Il n’y a pas grand-chose à attendre, a priori, d’un film comme Money Monster. Le canevas bien rôdé autour d’une prise d’otage en direct ne nous épargnera rien, de l’évolution des personnages au profit d’une reconsidération des enjeux, des tensions apparemment intenables de situations en apparence inextricables, alors que l’ensemble est depuis le début cousu de fil blanc quant à sa résolution.
Jodie Foster prend tout de même son sujet au sérieux, et sait ménager une mise en scène assez efficace ; le huis clos initial exploite des situations assez intéressantes, faisant du studio une sorte de chausse trappe aux écrans et coulisses multiples, que ce soit sur le plan spatial ou sonore, grâce à la régie et son récit secondaire. La suite, beaucoup plus improbable, s’attache à faire sortir l’image de la boite dans les deux sens du terme : vers la rue, dans les lieux lourdement symboliques de la Bourse, et en convoquant toutes les images à charge contre le méchant de circonstance, dont l’histoire entière repose sur des éléments beaucoup trop bancals (justifier un crack par un bug, il fallait oser).
Ce qui sauve le film de la banalité la plus affligeante tient finalement à peu de chose : un discours, tout d’abord, dont le cynisme discret infuse l’ambiance générale, et qui fait de la vulgarité de l’émission, de la médiocrité du personnage de Clooney le miroir assez fidèle de la société à laquelle il s’adresse. La façon dont la foule se précipite pour assister au fait divers, les désirs d’explosion de celles-ci, le jeu un brin pervers de la réalisatrice Julia Roberts pour toujours bien cadrer le criminel rappellent régulièrement à quel point le fonds de commerce des jeux romains est toujours en vigueur. En témoigne aussi la versatilité du public qui reprend sa partie de baby-foot une fois le show terminé.
Ce regard acide génère deux scènes fondées sur un twist qui fonctionne particulièrement bien : la première, qui voit le boursicoteur/animateur appeler ses auditeurs à acheter des actions pour sauver sa vie, reprenant le dessus et porté par une mise en scène qui semble en tout point le rendre héroïque, avant un retour de bâton plutôt revigorant. La seconde, dans la sempiternelle venue de la petite amie enceinte du preneur d’otage, et dont l’intervention va déjouer toutes les attentes.
L’intérêt de ces scènes consiste surtout à prendre ses distances avec tous les camps : des élites cyniques qui exploitent le système aux décérébrés qui gobent encore et toujours les martingales qu’on leur fait miroiter.

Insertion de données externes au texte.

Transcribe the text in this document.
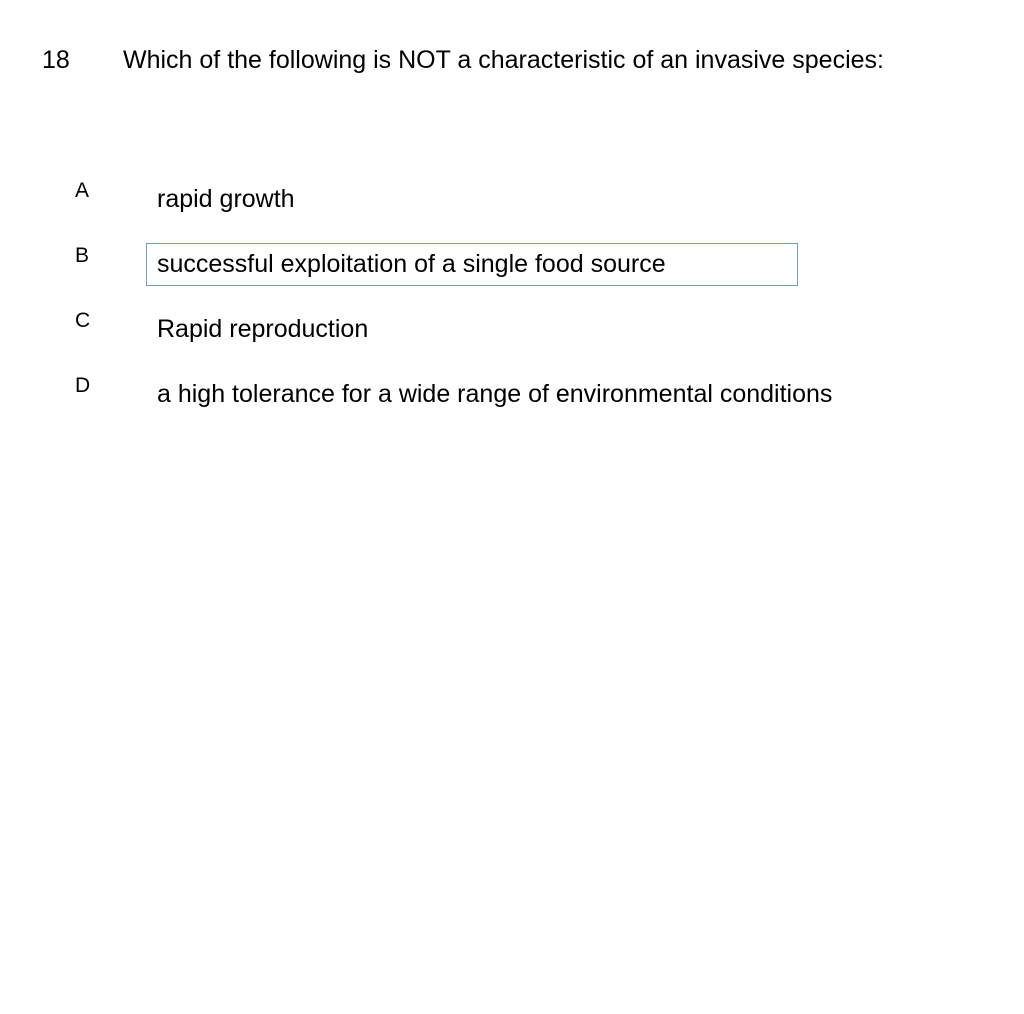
18 Which of the following is NOT a characteristic of an invasive species:
A	rapid growth
B	successful exploitation of a single food source
C	Rapid reproduction
D	a high tolerance for a wide range of environmental conditions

Malheureusement, ce traitement assez proche d’un Costa Gavras fait long feu dans des développements de l’intrigue où le show et la scénarisation dénoncés prennent justement le pas sur un discours plus ambitieux ou ambigu.
Le film en reste donc plutôt mineur, tout en ayant le mérite d’avoir su exciter à quelques endroit la sensibilité d’un spectateur qui n’apprécie rien tant que de ne pas être traité comme ses innombrables semblables.